Bunun üzerine ilk işim, bu salâvatı şerifeyi Arapçaya çevirmek oldu.

İşte size yukarıda nakletmiş olduğum salâvat, böyle bir toplulukta, böyle bir zevat arasında tesbit olmuştur… Artık siz bu salâvatı nasıl arzu ederseniz öyle değerlendirin. Hiç olmazsa günde yüz defa okumaya çalışalım.


GELMİŞ GEÇMİŞ BÜTÜN NEBİ VE

RASÛLLERİN ŞEFAATI İÇİN OKUYUN…


Allahumme salli alâ Muhammedin ve Âdeme ve Nuhin ve İbrahiyme ve Musa ve İsa ve ma beynehum minen nebiyyiyne vel mürseliyn, salâvâtullâhi ve selâmuhu aleyhim ecmaıyn.
Rasûlullâh salla’llâhu aleyhi ve sellemin öğrettiği bu salâvatı Hazret-i Âişe radı’yallâhu anha naklediyor:

Her kim gece uyumadan evvel bu salâvatı okursa, yeryüzüne gelmiş geçmiş ne kadar Nebi ve Rasûl varsa, hepsi de ona şefâatçi olurlar âhırette.”

Kim gelmiş geçmiş bütün Nebi ve Rasûllerin şefâatini istemez ki…Öyle ise, geceleri yatmadan önce bir kerecik okuyuverelim…

Allahumme salli alâ Muhammedin ve Âdeme ve Nuhin ve İbrahiyme ve Musa ve İsa ve ma beynehum minen nebiyyiyne vel mürseliyn, salâvâtullâhi ve selâmuhu aleyhim ecmaıyn.
Şefâat, sanılıyor ki, biri gelip koluna girip seni sürükliyecek; bir yere sokacak!.

Birisi koluna girip de, seni bir yere mi götürecek!?.



Şefâat, dünyada var; âhırette var... mahşerde var, cehennemde var....

Rasulullah aleyhisselâmın şefâati var; evliyanın şefâati var; âlimlerin şefâati var...

Nedir bu şefâat?. Neye dönük bir şefâattir?. Yalnızca cehennemden çıkmaya dönük bir şefâat mi?.

Günahların en büyüğü nedir?.

"İnneş şirke lezulmün azîm"!.

"Şirk azîm zulümdür";

diyor ayet...

Yani, "Allah"ı, tanrı mesabesine koymak!. Şirk budur!.

"Sizin için korktuğum gizli şirktir, artık açık şirk olmaz ümmetimde" diyor...

Öyle ise Tanrıya tapmak "kebâir"in ta kendisidir!. Büyük günahların en başında gelen ve hepsinin kökenidir!.

Bütün günahların kökeninde de "Şirki hafi" yani "tanrıya inanmak" yatar!.

Tanrıya inanan, seslenenin, ötesinde olduğunu düşünür; ve hisseder tanrısını!.

"Ey iman edenler.... Allah'a iman edin";

âyetindeki uyarı, Hz.
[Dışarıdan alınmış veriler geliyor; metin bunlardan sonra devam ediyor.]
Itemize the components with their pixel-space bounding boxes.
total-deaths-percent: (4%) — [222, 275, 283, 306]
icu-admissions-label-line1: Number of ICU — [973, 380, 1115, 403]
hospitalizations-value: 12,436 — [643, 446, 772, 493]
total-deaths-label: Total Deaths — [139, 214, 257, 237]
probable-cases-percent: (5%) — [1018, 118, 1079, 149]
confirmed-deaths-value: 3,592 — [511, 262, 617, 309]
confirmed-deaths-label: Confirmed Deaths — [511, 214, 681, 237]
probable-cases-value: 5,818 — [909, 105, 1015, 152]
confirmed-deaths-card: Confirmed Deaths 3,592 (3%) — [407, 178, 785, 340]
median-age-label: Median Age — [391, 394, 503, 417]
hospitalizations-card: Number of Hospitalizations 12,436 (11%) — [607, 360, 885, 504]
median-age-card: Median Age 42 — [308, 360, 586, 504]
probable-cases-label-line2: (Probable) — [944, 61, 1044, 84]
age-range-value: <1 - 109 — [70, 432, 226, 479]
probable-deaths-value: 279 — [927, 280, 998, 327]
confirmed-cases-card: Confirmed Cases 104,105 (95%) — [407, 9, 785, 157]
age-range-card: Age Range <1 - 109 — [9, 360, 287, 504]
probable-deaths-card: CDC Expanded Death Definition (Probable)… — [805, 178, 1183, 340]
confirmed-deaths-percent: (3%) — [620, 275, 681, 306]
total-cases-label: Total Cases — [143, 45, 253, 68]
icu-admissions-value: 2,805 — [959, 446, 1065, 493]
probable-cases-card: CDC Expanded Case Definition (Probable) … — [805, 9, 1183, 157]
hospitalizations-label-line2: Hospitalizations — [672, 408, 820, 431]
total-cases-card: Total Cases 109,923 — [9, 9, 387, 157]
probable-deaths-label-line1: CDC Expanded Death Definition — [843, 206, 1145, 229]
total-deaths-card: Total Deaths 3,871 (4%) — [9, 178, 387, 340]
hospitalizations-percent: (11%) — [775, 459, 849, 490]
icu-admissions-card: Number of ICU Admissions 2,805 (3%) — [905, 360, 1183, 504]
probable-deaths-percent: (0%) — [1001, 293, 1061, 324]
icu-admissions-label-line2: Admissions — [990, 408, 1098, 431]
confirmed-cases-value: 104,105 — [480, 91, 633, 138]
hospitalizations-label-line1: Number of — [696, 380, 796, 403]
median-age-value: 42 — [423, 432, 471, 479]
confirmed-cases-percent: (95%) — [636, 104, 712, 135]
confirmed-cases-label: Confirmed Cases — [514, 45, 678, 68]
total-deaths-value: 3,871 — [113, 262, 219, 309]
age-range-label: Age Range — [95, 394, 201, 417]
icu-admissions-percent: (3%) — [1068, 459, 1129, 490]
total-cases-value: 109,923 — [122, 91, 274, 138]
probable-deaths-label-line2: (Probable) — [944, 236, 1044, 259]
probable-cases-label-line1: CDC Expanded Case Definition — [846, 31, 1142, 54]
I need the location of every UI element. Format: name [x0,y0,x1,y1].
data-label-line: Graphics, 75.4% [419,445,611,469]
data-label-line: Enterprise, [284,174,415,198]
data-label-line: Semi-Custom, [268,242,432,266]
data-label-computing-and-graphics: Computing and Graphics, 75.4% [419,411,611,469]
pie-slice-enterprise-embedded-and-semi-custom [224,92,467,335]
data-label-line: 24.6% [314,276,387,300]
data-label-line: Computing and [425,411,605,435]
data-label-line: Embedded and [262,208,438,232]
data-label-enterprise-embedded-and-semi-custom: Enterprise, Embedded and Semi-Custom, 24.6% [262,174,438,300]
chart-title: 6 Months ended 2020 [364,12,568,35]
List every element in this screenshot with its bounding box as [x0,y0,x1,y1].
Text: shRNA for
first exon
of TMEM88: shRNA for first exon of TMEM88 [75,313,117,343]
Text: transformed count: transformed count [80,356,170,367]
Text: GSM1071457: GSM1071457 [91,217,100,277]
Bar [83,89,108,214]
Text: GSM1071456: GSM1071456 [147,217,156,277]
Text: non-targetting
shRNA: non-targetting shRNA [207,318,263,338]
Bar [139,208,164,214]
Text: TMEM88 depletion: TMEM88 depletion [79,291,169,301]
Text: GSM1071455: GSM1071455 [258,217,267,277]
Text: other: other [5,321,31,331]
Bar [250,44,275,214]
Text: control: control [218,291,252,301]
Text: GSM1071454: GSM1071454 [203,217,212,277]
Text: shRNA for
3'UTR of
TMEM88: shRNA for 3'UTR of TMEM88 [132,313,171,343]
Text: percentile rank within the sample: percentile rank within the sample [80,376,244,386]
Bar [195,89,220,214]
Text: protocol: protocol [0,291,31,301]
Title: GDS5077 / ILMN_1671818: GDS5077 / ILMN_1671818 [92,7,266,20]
Muhammed ve Kurana iman, edip henüz tanrı anlayışından kurtulmamış olan SAHABEYE gelmişti.... Sahabe, yani allah Rasûlü’nü gören(!)ler böyle olursa... Ya bizler?!.

Allah'a imanın yolu da, cehennemden kurtuluşun yolu da hep şirki hafiden kurtulmak için ŞEFÂATE NÂİL OLMAKTAN GEÇER!.

"Allah izin vermedikçe ŞEFÂAT edemez kimse"

âyetini... "TANRI izin vermedikçe ŞEFÂAT edemez kimse" diye anlarsak ,Cehennem ateşimiz kolay kolay sönmez bizim!. Yanarız da yanarız!.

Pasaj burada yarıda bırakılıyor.